У Барроуза оказалось достаточно времени, чтобы, брызгая слюной, молить в отчаянии Пэйна о пощаде и обещать ему, что не будет преследовать его. Он просто не мог не бороться за жизнь, пока у него оставалась хоть какая-то надежда.
— Не надо! — вопил он. — Пэйн… Дик, не надо! Я ничего не скажу, я никому не скажу, что ты был здесь…
И все же в глубине души Барроуз сознавал, что его песенка спета. Словно подтверждая это, Пэйн нажал на спусковой крючок, и третий канал барабана изверг смерть. Лицо Барроуза заволокло дымом. Когда дым рассеялся, он был уже мертв. Голова покоилась на полу, из уголка рта текла тонкая струйка крови. Со стороны могло показаться, что он всего-навсего разбил себе губу.
Пэйн так и остался любителем, даже после того, как совершил смертоубийство. Глядя на мертвое тело, он чуть слышно пробормотал:
— Мистер Барроуз, я не хотел…
Объятый ужасом, смертельно побледнев, он не в силах был отвести свой взор от того, что сотворил.
— Я сделал это! Убил человека, и теперь меня за это тоже убьют! Я пропал!
Он уставился в испуге на револьвер, будто это оружие, а не он сам, было повинно в том, что случилось. Подобрав платок, Пэйн начал машинально протирать револьвер, потом бросил это занятие. Ему вдруг пришла в голову мысль, что будет куда безопаснее для него, если он заберет оружие с собой, хотя принадлежало оно Барроузу. Он, как всякий неспециалист, мистически боялся отпечатков пальцев и был уверен, что не сможет протереть револьвер достаточно хорошо, чтобы убрать любые свидетельства того, что это оружие побывало в его руке. Ему казалось, что, протирая его, он мог оставить на нем новые отпечатки. И поэтому кончилось все тем, что он сунул револьвер во внутренний карман пальто.
Поразмыслив над тем, что делать дальше, он пришел к выводу, что самое лучшее — это побыстрее уйти отсюда. Внутри него забили дробь барабаны, призывая к постыдному бегству, и он понимал, что они теперь никогда не умолкнут.
Коробка с наличными деньгами стояла на столе в том самом месте, где он ее оставил. Пэйн подошел к ней и открыл крышку. Он больше не хотел этих денег и цепенел от одного их вида: они были теперь не просто купюрами, а страшными, кровавыми деньгами.
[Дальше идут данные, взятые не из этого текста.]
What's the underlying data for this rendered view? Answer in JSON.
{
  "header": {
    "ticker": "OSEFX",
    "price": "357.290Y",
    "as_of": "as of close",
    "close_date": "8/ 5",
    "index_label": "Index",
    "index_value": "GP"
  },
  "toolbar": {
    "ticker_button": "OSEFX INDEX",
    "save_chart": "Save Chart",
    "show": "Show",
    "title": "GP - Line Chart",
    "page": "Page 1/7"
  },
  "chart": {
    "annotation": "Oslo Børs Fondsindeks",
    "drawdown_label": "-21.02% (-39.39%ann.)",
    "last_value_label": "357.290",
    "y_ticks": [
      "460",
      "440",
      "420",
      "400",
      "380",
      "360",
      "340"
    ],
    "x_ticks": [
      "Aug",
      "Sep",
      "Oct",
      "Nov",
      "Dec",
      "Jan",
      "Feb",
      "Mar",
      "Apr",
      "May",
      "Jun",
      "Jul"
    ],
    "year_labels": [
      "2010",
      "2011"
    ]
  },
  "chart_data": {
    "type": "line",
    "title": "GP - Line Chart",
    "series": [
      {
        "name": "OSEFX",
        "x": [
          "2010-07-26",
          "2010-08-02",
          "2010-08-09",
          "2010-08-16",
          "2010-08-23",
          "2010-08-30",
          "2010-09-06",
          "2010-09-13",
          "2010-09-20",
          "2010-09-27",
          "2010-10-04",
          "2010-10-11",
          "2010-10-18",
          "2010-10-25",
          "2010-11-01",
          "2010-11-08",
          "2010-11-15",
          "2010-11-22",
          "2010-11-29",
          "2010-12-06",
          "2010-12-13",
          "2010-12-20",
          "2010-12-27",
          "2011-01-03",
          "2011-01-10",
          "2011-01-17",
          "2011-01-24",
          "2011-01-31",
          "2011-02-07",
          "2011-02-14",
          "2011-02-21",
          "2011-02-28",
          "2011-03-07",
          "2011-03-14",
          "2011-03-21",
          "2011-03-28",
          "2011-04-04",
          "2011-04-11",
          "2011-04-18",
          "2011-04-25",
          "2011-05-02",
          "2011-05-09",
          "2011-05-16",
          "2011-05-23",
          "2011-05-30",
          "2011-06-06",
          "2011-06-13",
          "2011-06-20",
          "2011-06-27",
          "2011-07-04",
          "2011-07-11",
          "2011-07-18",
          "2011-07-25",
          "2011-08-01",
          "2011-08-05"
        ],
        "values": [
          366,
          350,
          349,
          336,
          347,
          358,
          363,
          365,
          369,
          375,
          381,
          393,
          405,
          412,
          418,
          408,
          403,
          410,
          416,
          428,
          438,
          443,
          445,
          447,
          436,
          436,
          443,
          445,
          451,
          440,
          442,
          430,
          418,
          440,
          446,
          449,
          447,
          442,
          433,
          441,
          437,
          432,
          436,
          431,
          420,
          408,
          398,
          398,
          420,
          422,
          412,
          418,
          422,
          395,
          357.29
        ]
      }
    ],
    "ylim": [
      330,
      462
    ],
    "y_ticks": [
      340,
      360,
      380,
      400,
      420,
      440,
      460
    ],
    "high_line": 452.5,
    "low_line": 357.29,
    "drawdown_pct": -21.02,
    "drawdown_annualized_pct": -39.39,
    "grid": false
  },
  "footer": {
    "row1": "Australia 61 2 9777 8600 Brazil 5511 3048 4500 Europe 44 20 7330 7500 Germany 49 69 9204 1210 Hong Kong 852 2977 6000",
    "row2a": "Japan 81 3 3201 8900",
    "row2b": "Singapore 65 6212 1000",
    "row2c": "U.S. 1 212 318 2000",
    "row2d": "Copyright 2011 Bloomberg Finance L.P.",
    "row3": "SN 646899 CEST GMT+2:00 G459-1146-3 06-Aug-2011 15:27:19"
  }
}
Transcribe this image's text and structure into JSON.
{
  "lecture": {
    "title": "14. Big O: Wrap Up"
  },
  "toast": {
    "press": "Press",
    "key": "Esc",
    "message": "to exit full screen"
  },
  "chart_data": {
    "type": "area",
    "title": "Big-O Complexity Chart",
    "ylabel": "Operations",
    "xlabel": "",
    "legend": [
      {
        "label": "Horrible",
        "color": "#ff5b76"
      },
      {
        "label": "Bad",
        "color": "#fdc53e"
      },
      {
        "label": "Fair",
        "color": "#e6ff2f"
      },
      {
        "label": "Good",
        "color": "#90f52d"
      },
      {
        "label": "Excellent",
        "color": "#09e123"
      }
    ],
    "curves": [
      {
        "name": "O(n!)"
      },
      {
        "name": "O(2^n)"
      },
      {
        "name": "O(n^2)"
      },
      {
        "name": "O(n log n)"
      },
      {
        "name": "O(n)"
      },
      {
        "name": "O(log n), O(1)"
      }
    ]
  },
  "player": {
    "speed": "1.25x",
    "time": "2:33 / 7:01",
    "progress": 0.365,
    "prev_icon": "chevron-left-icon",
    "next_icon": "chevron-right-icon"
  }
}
Но ему нужно все-таки взять немного — хотя бы для того, чтобы легче было удрать отсюда. Он не стал пересчитывать, сколько денег было в коробке. По виду — никак не менее тысячи. Может быть, даже пятнадцать или восемнадцать сотен.
Он не возьмет ни цента больше того, что ему причитается. Заберет только те двести пятьдесят, за которыми и явился сюда. Ему, в его испуганном состоянии, казалось, что если он ограничится только тем, что по праву принадлежит ему, то это сделает его преступление менее отвратительным. Ему представлялось, что тогда он не станет настоящим убийцей и грабителем, и это давало ему право считать, что он пришел просто за долгом. Что же касается трагического происшествия, то это лишь непредвиденный несчастный случай. Подобными мыслями он успокаивал себя: ведь совесть в конечном счете пострашнее любого полисмена.